Speaking at a press conference at Media Center, Manzi Tumubweinee the Chairman National Lotteries Board noted that although the gaming industry has had a positive impact on the economy by providing business/employment opportunities and making the industry one of the most growing government sources there is a need for a strong regulatory framework to protect society from harmful effects of gambling while at the same time provide an opportunity for others to benefit from the industrial positives.
Gambling in Uganda is a legal activity authorized and regulated under The National Lotteries Act and the Gaming and Pool Betting (Control and Taxation) Act. It mainly takes the following form: lotteries, casinos and gaming and pool betting. Over 2000 active operators have been engaged in various gambling modes and techniques earning government over 11.3 billion shillings in the FY2013/2014.
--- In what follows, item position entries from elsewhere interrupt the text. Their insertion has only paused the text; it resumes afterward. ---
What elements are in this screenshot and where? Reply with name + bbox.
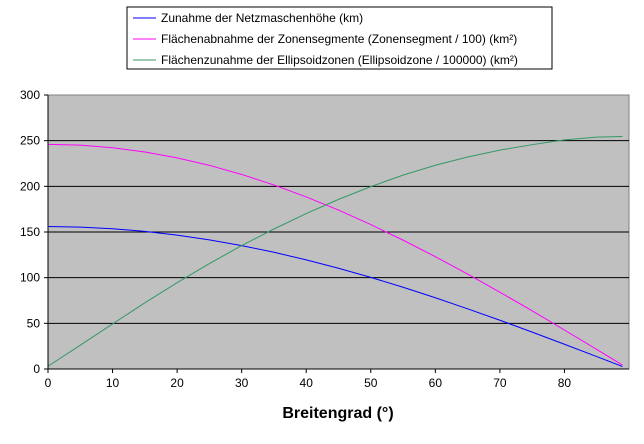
legend-entry-2: Flächenabnahme der Zonensegmente (Zonens… <box>133 32 517 46</box>
legend-entry-1: Zunahme der Netzmaschenhöhe (km) <box>133 11 363 25</box>
gridlines <box>48 140 629 324</box>
y-tick-label-4: 200 <box>20 179 40 193</box>
x-tick-label-7: 70 <box>493 376 507 390</box>
x-tick-label-5: 50 <box>364 376 378 390</box>
x-tick-label-2: 20 <box>170 376 184 390</box>
y-tick-label-0: 0 <box>33 362 40 376</box>
legend-label-3: Flächenzunahme der Ellipsoidzonen (Ellip… <box>161 53 518 67</box>
legend: Zunahme der Netzmaschenhöhe (km) Flächen… <box>126 6 553 70</box>
y-tick-label-1: 50 <box>27 316 41 330</box>
series-line-2 <box>47 143 623 366</box>
x-tick-label-8: 80 <box>558 376 572 390</box>
x-tick-label-1: 10 <box>106 376 120 390</box>
legend-entry-3: Flächenzunahme der Ellipsoidzonen (Ellip… <box>133 53 518 67</box>
series-line-1 <box>47 226 623 367</box>
x-axis-ticks: 0 10 20 30 40 50 60 70 80 <box>45 369 572 390</box>
x-axis-title: Breitengrad (°) <box>282 405 393 422</box>
x-tick-label-3: 30 <box>235 376 249 390</box>
legend-label-1: Zunahme der Netzmaschenhöhe (km) <box>161 11 363 25</box>
legend-box <box>126 6 553 70</box>
y-tick-label-2: 100 <box>20 271 40 285</box>
x-tick-label-0: 0 <box>45 376 52 390</box>
x-tick-label-6: 60 <box>429 376 443 390</box>
y-tick-label-6: 300 <box>20 88 40 102</box>
y-tick-label-3: 150 <box>20 225 40 239</box>
y-tick-label-5: 250 <box>20 134 40 148</box>
y-axis-ticks: 0 50 100 150 200 250 300 <box>20 88 48 376</box>
series-line-3 <box>47 136 623 367</box>
legend-label-2: Flächenabnahme der Zonensegmente (Zonens… <box>161 32 517 46</box>
series-lines <box>47 136 623 367</box>
x-tick-label-4: 40 <box>300 376 314 390</box>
Under the draft law approved by cabinet, an autonomous body shall be mandated to regulate the industry. “The new law aims at limiting the incidence of illegal gambling, unwarranted visibility of gambling activities which sometimes leads to involuntary gambling,” explained Tumubweinee. A number of negative vices such as underage gambling, addiction, depletion of personal savings and finances, crimes such as money laundering, match fixing and petty thieving have been attributed to the gaming industry.
The new law will also require all operators of gaming and pool betting to hold three licenses: promoter license for promoters of gaming and pool in Uganda, principal agents license for a principal agent in the Uganda of gaming and pools promoted outside Uganda, agents license/branch license for an agent/branch of promoter of gaming and pool within or outside Uganda.
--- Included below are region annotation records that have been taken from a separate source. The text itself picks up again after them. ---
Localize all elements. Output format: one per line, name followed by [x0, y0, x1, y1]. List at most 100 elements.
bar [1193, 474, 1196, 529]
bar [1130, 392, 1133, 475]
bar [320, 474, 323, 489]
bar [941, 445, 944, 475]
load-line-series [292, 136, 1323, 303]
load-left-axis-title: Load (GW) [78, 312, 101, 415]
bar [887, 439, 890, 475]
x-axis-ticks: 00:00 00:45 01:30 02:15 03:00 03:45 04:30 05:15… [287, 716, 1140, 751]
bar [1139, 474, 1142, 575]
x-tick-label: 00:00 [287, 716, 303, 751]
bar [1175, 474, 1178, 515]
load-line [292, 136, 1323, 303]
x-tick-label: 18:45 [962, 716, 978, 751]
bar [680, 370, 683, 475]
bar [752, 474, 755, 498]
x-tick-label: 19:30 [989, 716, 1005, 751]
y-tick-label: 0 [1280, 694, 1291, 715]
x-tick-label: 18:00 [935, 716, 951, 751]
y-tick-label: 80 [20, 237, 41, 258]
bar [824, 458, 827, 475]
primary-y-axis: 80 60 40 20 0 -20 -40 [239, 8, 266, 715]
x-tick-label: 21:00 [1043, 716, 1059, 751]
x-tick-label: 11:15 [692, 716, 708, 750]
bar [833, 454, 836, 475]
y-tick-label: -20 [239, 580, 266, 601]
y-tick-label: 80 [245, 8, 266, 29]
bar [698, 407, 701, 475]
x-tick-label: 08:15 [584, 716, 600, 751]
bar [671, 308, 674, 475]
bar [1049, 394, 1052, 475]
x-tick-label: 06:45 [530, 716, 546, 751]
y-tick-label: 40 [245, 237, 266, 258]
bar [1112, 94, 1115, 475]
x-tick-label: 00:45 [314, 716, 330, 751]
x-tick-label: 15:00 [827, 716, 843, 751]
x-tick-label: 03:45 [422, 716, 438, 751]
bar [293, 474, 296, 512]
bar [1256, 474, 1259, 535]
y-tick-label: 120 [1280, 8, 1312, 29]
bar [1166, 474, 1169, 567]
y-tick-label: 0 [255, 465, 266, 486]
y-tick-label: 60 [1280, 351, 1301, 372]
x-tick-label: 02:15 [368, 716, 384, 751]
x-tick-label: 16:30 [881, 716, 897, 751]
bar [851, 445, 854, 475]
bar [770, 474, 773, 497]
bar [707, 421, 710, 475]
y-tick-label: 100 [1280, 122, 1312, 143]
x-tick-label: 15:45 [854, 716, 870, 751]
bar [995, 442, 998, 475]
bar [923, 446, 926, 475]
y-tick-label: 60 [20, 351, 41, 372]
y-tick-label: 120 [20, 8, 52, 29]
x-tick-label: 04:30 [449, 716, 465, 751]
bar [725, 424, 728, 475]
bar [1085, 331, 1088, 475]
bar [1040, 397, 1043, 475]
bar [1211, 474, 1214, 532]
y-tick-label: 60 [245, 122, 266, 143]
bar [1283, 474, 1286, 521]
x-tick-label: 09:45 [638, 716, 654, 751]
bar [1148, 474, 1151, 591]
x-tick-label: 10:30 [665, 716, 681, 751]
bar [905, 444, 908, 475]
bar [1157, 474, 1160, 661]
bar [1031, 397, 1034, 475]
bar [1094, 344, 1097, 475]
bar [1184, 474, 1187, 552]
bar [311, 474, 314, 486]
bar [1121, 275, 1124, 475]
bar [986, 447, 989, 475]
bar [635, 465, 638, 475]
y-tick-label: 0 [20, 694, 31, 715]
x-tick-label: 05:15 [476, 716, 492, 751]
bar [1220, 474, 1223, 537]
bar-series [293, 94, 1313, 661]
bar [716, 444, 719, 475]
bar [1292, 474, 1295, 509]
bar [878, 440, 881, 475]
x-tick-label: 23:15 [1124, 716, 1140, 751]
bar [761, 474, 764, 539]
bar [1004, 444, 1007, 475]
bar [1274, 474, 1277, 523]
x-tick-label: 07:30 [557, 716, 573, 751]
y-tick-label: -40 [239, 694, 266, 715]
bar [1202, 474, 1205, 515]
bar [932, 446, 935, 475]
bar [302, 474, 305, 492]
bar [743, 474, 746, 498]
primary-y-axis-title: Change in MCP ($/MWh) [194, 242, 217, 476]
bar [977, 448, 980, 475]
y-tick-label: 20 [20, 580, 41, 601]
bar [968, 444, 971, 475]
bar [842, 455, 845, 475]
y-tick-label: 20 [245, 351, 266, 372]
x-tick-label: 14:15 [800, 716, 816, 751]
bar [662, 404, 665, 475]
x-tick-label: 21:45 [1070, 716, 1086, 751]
A casino promoter, principal agent and agent will have to pay 10 million shillings for a license, a gaming and pool betting operator, promoter and principal agent will pay 5 million shillings while a gaming and pool betting agent and branch of promoter or principal agent will have to pay one million shillings for a license. 200 million shillings will also be paid to the National Lotteries Board as bond before getting a license.
Tumubweinee says the 200 million shillings will be used to pay taxes in case the gaming companies fail to pay their taxes or pay gaming winners. He also added a framework will be put in place to restrict the importation of gambling equipment in the country and standardization of all equipment.